Consumer Confidence Slips in September

9/29/2009
The Consumer Confidence Index fell to 53.1 percent in September. The dip, down from 54.5 points in August, reversed some of August’s 7-point gain.
The monthly index is part of the Consumer Confidence Survey, drawn from a sample of 5,000 U.S. households. Consumers seemed more pessimistic about the present and short-term than the future. While the Present Situation Index decreased to 22.7 from 25.4 in August, the Expectations Index—which gauges consumer predictions six months or more in the future—dropped only 0.5 points, to 73.3 from 73.8 last month.

But even looking further ahead, those expecting an improvement in business conditions over the next six months dropped slightly to 21.3 percent, from 22.2 percent.

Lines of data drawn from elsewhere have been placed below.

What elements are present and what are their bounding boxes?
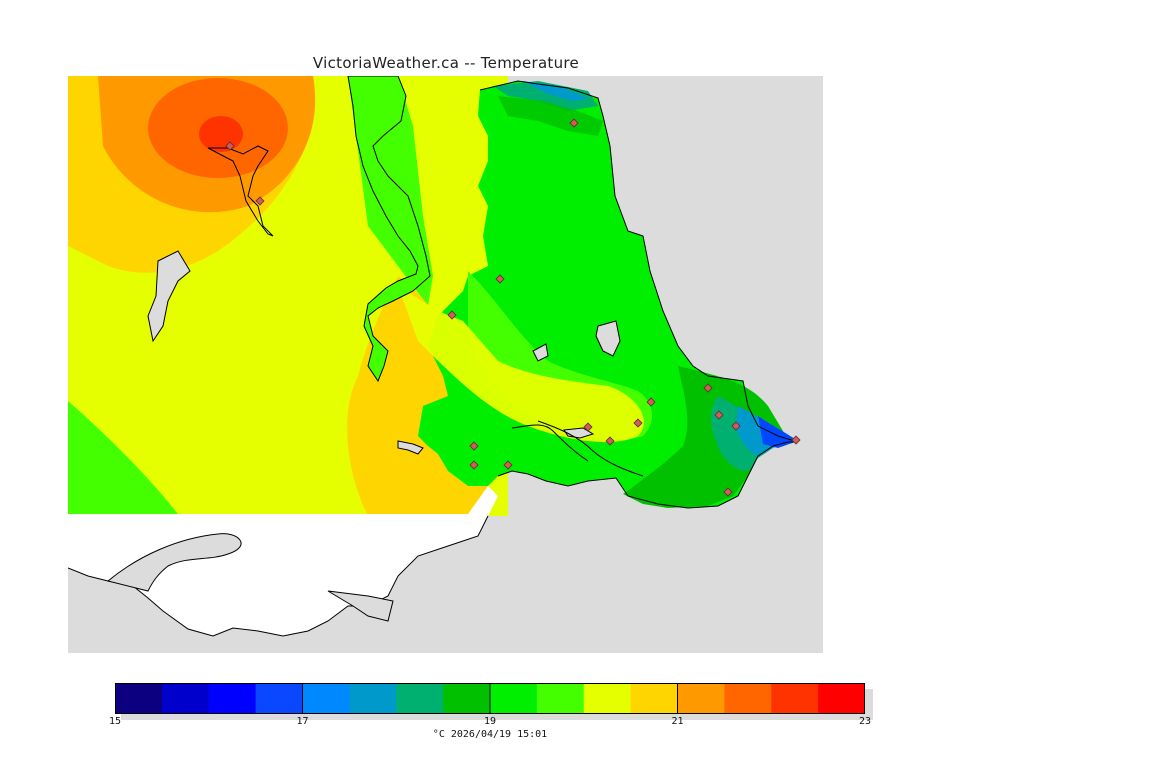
legend-swatch [161,683,210,714]
weather-stations [225,118,801,497]
station-marker [731,421,741,431]
station-marker [723,487,733,497]
station-marker [714,410,724,420]
legend-tick-label: 21 [671,716,684,727]
station-marker [703,383,713,393]
outer-land [68,486,498,637]
legend-swatch [396,683,444,714]
station-marker [225,141,235,151]
temperature-map[interactable] [68,76,823,653]
legend-swatch [115,683,163,714]
legend-swatch [771,683,819,714]
station-marker [469,441,479,451]
station-marker [646,397,656,407]
legend-border [115,683,865,714]
legend-tick-label: 23 [858,716,872,727]
legend-swatch [630,683,679,714]
station-marker [503,460,513,470]
temperature-contour-map [68,76,801,637]
legend-swatch [302,683,350,714]
color-legend [114,683,866,714]
legend-swatch [208,683,257,714]
coastlines [207,80,799,509]
legend-swatch [255,683,304,714]
station-marker [469,460,479,470]
station-marker [569,118,579,128]
station-marker [495,274,505,284]
legend-swatch [818,683,866,714]
legend-swatch [583,683,632,714]
station-marker [633,418,643,428]
page-title: VictoriaWeather.ca -- Temperature [312,54,580,72]
legend-tick-label: 17 [296,716,309,727]
station-marker [791,435,801,445]
legend-swatch [349,683,397,714]
station-marker [583,422,593,432]
legend-bar [114,683,866,714]
legend-swatch [536,683,585,714]
legend-caption: °C 2026/04/19 15:01 [432,729,548,740]
legend-swatch [724,683,772,714]
legend-swatch [677,683,725,714]
contour-fill [68,76,508,516]
station-marker [605,436,615,446]
water-areas [147,76,621,455]
legend-tick-label: 19 [483,716,497,727]
legend-swatch [443,683,491,714]
station-marker [447,310,457,320]
station-marker [255,196,265,206]
legend-tick-label: 15 [108,716,122,727]
legend-swatch [490,683,538,714]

This shift may not indicate a significant change in consumer attitudes as much as a sense of caution setting in about the pace of the recovery. “I don’t think that people’s expectations for the economy have changed much, they are just realizing that this isn’t going to happen quite so quickly and be that perfect rebound they were hoping for,” said Colin Read, a professor of economics and finance at the business school at SUNY Plattsburgh, and author of the recently published “The Fear Factor.” “There’s an expectation that in the next six months or a year, or a year and a half, things will start getting back to normal. We’re starting to accept that but we’re starting to become impatient wondering why it needs to take that long.”

Consumers saw current conditions as less favorable this month than last month, with those who believed business conditions were “bad” increasing from 44.6 to 46.3 percent and those considering jobs are “hard to get” rising from 44.3 to 47 percent.

“We’ve seen a lot of buoyancy and recovery in the last few months, but it’s just coming home to roost that this recovery is going to be slow and long and somewhat jobless,” said Read. “That early optimism is just being tempered with more realism.”